Pour quelqu’un qui s’inscrit si bien dans la lignée de tous les grands de rock, Temple Beautiful garde son feu à l’intérieur. Il contrebalance la parade chaloupée de White Night, Big City par l’une des plus belles ballades de Prophet, Museum of Broken Hearts, qui évoque à demi-mots le Sida. On pense évidemment à tous les chanteuses et chanteurs côté rue, Lou Reed, les Ramones, et le doo-wop punk de Blondie. Temple Beautiful est aussi l’album d’un homme qui admire les tendances à la science-fiction (voir son hommage à Willie Mays) et la mise en scène d’un autre héros, David Bowie, mais semble préférer se mettre en retrait, même lorsqu’il est gouailleur, derrière sa passion de la collaboration. C’est pour lui un exercice sacré, et le facteur humain qui lui permet de maintenir le même niveau d’excellence depuis ses débuts. John Murry commentera : « Si vous trouvez les bonnes personnes, cela vous rend meilleur. Chuck m'a appris que ce qui comptait, c’était l’effort de collaboration et comme il est rendu par le disque, puis à l’autre bout, l’expérience des gens qui l’écoutent. » Temple Beautiful a ainsi été joué pour un documentaire, avec huit musiciens d’instruments à cordes. Comme un chef d’orchestre au service des sentiments et des évocations de la musique. 

Ces partenaires vont de pair avec une longue histoire d’excès, qui semblent désormais faire partie du passé. L’énorme quantité de travail – enregistrement d’un album tous les deux ans, tournées – ont t-elles eu raison de l'endurance d’un autre Chuck Prophet, qui continue d’exister dans sa musique souvent humoristique ? John Murry : « Sa femme et partenaire musicienne Stephanie Finch a si longtemps souffert de sa personnalité, elle peut assurer quiconque que les histoires d’excès concernant Chuck sont sans fin. » Une analogie vient en tête : s’il est Gram Parsons, musicien folk rock des seventies connu pour ses frasques et son laisser-vivre, elle est son Emmilou Harris, la muse a en apparence sévère et inaliénable. Une anecdote a particulièrement marqué Murry. « Il a sauté depuis le toit d’un immeuble de San Francisco dans celui d’un autre, et a chuté de trois étages à travers un dôme, sur le sol en ciment d’un garage auto ; c’était une tentative d’impressionner une fille et d’entrer dans son appartement, car il s’était enfermé dehors.
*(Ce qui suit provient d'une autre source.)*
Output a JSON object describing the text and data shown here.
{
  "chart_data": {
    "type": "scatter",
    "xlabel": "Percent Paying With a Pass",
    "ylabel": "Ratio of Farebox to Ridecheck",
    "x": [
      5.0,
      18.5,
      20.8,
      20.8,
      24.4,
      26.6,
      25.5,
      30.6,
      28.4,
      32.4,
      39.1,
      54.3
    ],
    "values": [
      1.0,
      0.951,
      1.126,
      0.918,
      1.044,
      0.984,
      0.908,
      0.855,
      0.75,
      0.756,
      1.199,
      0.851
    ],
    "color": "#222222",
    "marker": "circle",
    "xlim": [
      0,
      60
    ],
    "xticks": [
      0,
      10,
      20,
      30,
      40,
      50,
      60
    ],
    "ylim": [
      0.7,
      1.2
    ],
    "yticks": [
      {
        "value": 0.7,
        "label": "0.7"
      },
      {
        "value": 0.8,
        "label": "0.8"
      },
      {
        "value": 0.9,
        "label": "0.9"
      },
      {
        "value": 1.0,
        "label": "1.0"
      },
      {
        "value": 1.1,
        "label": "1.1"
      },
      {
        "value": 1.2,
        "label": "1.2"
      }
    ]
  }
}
Il était shooté. » Sur Temple Beautiful, la mélancolie de Museum of Broken Hearts est elle-même balancée sur Little Girl, Little Boy, qui profite de la participation de Stephanie Finch, toujours investie depuis ses débuts en solo avec Brother Aldo (1990). Enfin, l'hommage à la ville est complété par l'apparition vocale de Roy Loney, des Flamin' Groovies.